To tackle these challenges, he has led a series of groundbreaking studies, most notably the VideoNSA project accepted at ICLR 2026. This work is the first to systematically integrate Native Sparse Attention into video-language models, reliably extending the context window to 128K tokens, equivalent to over 10 hours of video, using just 3.6% of the attention budget. It delivers state-of-the-art results across multiple long-video understanding benchmarks, offering a transformative solution to the persistent computational explosion problem in long-context modeling.

Beyond model architecture innovations, Chai has made significant contributions to large language model (LLM) evaluation. As a core contributor, he helped develop the LiveCodeBench Pro benchmark suite, co-created by researchers from leading universities worldwide, which has emerged as one of the most authoritative platforms for assessing LLMs’ deep algorithmic reasoning abilities. Related findings have been published in top venues including NeurIPS 2025 and ICLR 2026.

▲

Reflecting on his six-year cross-cultural journey from ZJUI to Princeton, Chai has redefined what it means to be a globally competitive engineer. "It is not just about English fluency or publishing top papers," he explained. "It is about mastering strong research and engineering fundamentals, cultivating independent critical thinking, and maintaining sharp insight and unwavering focus on core frontier problems."

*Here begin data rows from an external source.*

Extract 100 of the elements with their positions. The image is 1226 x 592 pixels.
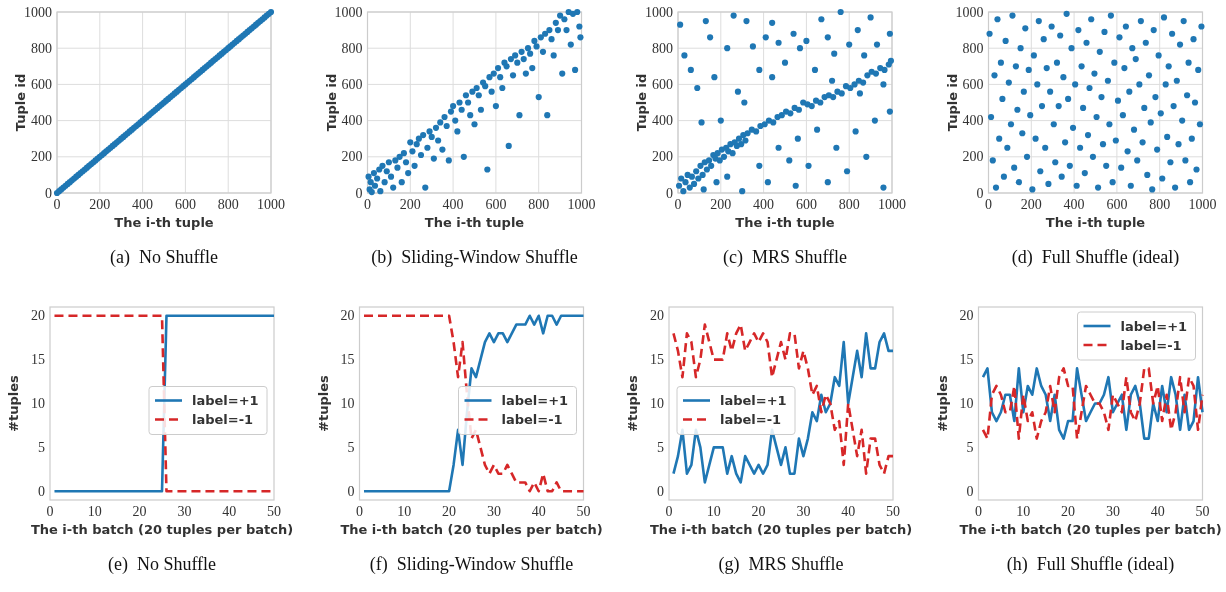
- x-tick-label: 800: [838, 197, 860, 212]
- y-tick-label: 600: [341, 76, 363, 92]
- legend-label: label=-1: [501, 412, 563, 427]
- y-tick-label: 1000: [955, 4, 984, 20]
- x-tick-label: 1000: [567, 197, 596, 212]
- x-tick-label: 800: [1149, 197, 1171, 212]
- y-tick-label: 15: [31, 352, 45, 368]
- y-tick-label: 600: [652, 76, 673, 92]
- y-tick-label: 1000: [334, 4, 363, 20]
- x-tick-label: 50: [886, 504, 900, 519]
- y-tick-label: 5: [38, 439, 45, 455]
- y-tick-label: 20: [959, 308, 974, 324]
- x-tick-label: 30: [177, 504, 192, 519]
- x-tick-label: 30: [1105, 504, 1120, 519]
- y-tick-label: 10: [31, 396, 45, 411]
- y-tick-label: 20: [650, 308, 664, 324]
- y-tick-label: 10: [340, 396, 355, 411]
- x-tick-label: 800: [528, 197, 550, 212]
- y-tick-label: 10: [959, 396, 974, 411]
- y-tick-label: 600: [962, 76, 984, 92]
- y-axis-title: Tuple id: [634, 73, 649, 132]
- y-tick-label: 5: [966, 439, 974, 455]
- y-tick-label: 800: [31, 40, 52, 56]
- x-tick-label: 40: [222, 504, 237, 519]
- x-tick-label: 40: [531, 504, 546, 519]
- y-tick-label: 5: [347, 439, 355, 455]
- x-tick-label: 40: [1150, 504, 1165, 519]
- y-tick-label: 400: [652, 113, 673, 129]
- x-tick-label: 800: [217, 197, 239, 212]
- x-axis-title: The i-th batch (20 tuples per batch): [959, 522, 1222, 537]
- y-axis-title: Tuple id: [323, 73, 339, 132]
- x-tick-label: 600: [795, 197, 817, 212]
- x-tick-label: 50: [576, 504, 591, 519]
- legend-label: label=+1: [720, 393, 787, 408]
- y-tick-label: 15: [959, 352, 974, 368]
- y-tick-label: 10: [650, 396, 664, 411]
- x-tick-label: 10: [1016, 504, 1031, 519]
- x-tick-label: 200: [399, 197, 421, 212]
- y-axis-title: #tuples: [934, 374, 950, 432]
- y-tick-label: 0: [38, 483, 45, 499]
- x-tick-label: 600: [174, 197, 196, 212]
- x-tick-label: 1000: [878, 197, 906, 212]
- x-tick-label: 20: [751, 504, 766, 519]
- x-tick-label: 30: [486, 504, 501, 519]
- text: (b) Sliding-Window Shuffle: [371, 247, 578, 268]
- x-tick-label: 400: [132, 197, 154, 212]
- y-tick-label: 1000: [24, 4, 52, 20]
- legend-label: label=+1: [192, 393, 259, 408]
- text: (c) MRS Shuffle: [722, 247, 848, 268]
- y-tick-label: 0: [966, 483, 974, 499]
- y-axis-title: #tuples: [625, 374, 640, 432]
- y-tick-label: 800: [962, 40, 984, 56]
- x-tick-label: 200: [1020, 197, 1042, 212]
- x-tick-label: 1000: [257, 197, 285, 212]
- y-tick-label: 200: [962, 149, 984, 165]
- y-tick-label: 200: [31, 149, 52, 165]
- y-tick-label: 400: [341, 113, 363, 129]
- x-tick-label: 600: [485, 197, 507, 212]
- x-axis-title: The i-th batch (20 tuples per batch): [30, 522, 294, 537]
- text: (a) No Shuffle: [109, 247, 219, 268]
- x-tick-label: 30: [796, 504, 811, 519]
- y-tick-label: 0: [666, 185, 673, 201]
- y-tick-label: 15: [340, 352, 355, 368]
- y-tick-label: 0: [657, 483, 664, 499]
- y-tick-label: 0: [976, 185, 984, 201]
- legend-label: label=+1: [1120, 318, 1188, 334]
- y-tick-label: 20: [31, 308, 45, 324]
- x-tick-label: 40: [841, 504, 856, 519]
- y-tick-label: 200: [341, 149, 363, 165]
- y-axis-title: #tuples: [315, 374, 331, 432]
- x-tick-label: 400: [442, 197, 464, 212]
- y-tick-label: 5: [657, 439, 664, 455]
- x-axis-title: The i-th batch (20 tuples per batch): [649, 522, 913, 537]
- y-tick-label: 0: [347, 483, 355, 499]
- y-tick-label: 400: [962, 113, 984, 129]
- text: (e) No Shuffle: [107, 554, 217, 575]
- text: (d) Full Shuffle (ideal): [1011, 247, 1180, 268]
- x-tick-label: 20: [442, 504, 457, 519]
- x-axis-title: The i-th batch (20 tuples per batch): [340, 522, 603, 537]
- line-series: [362, 314, 585, 493]
- text: (g) MRS Shuffle: [718, 554, 844, 575]
- legend-label: label=-1: [1120, 337, 1182, 353]
- y-tick-label: 0: [355, 185, 363, 201]
- x-tick-label: 10: [87, 504, 102, 519]
- x-tick-label: 10: [706, 504, 721, 519]
- y-tick-label: 800: [341, 40, 363, 56]
- x-tick-label: 400: [1063, 197, 1085, 212]
- legend-label: label=-1: [192, 412, 254, 427]
- x-axis-title: The i-th tuple: [114, 215, 214, 230]
- y-tick-label: 800: [652, 40, 673, 56]
- y-axis-title: Tuple id: [13, 73, 28, 132]
- text: (f) Sliding-Window Shuffle: [369, 554, 574, 575]
- y-tick-label: 20: [340, 308, 355, 324]
- y-axis-title: #tuples: [6, 374, 21, 432]
- x-tick-label: 400: [753, 197, 775, 212]
- x-axis-title: The i-th tuple: [735, 215, 835, 230]
- x-tick-label: 10: [397, 504, 412, 519]
- x-tick-label: 20: [1061, 504, 1076, 519]
- x-tick-label: 20: [132, 504, 147, 519]
- x-axis-title: The i-th tuple: [424, 215, 525, 230]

Nearly three years after graduating, Chai remains deeply connected to ZJUI. Whenever he comes across ZJUI students’ names in Google Scholar or arXiv, he feels a profound sense of pride and connection. What impresses him most is the Institute’s accelerating talent development, more and more undergraduates now publish top conference papers and earn offers from leading global universities. Watching his junior students flourish on the same academic path he once traveled, he takes immense pride in ZJUI’s extraordinary growth and its role in nurturing the next generation of global researchers. Going forward, may Chai Wenhao stay true to the spirit of Seeking Truth and Pursuing Innovation, breaking new boundaries in his academic exploration and life’s journey, and let the spirit of a ZJUIer shine on a wider world stage.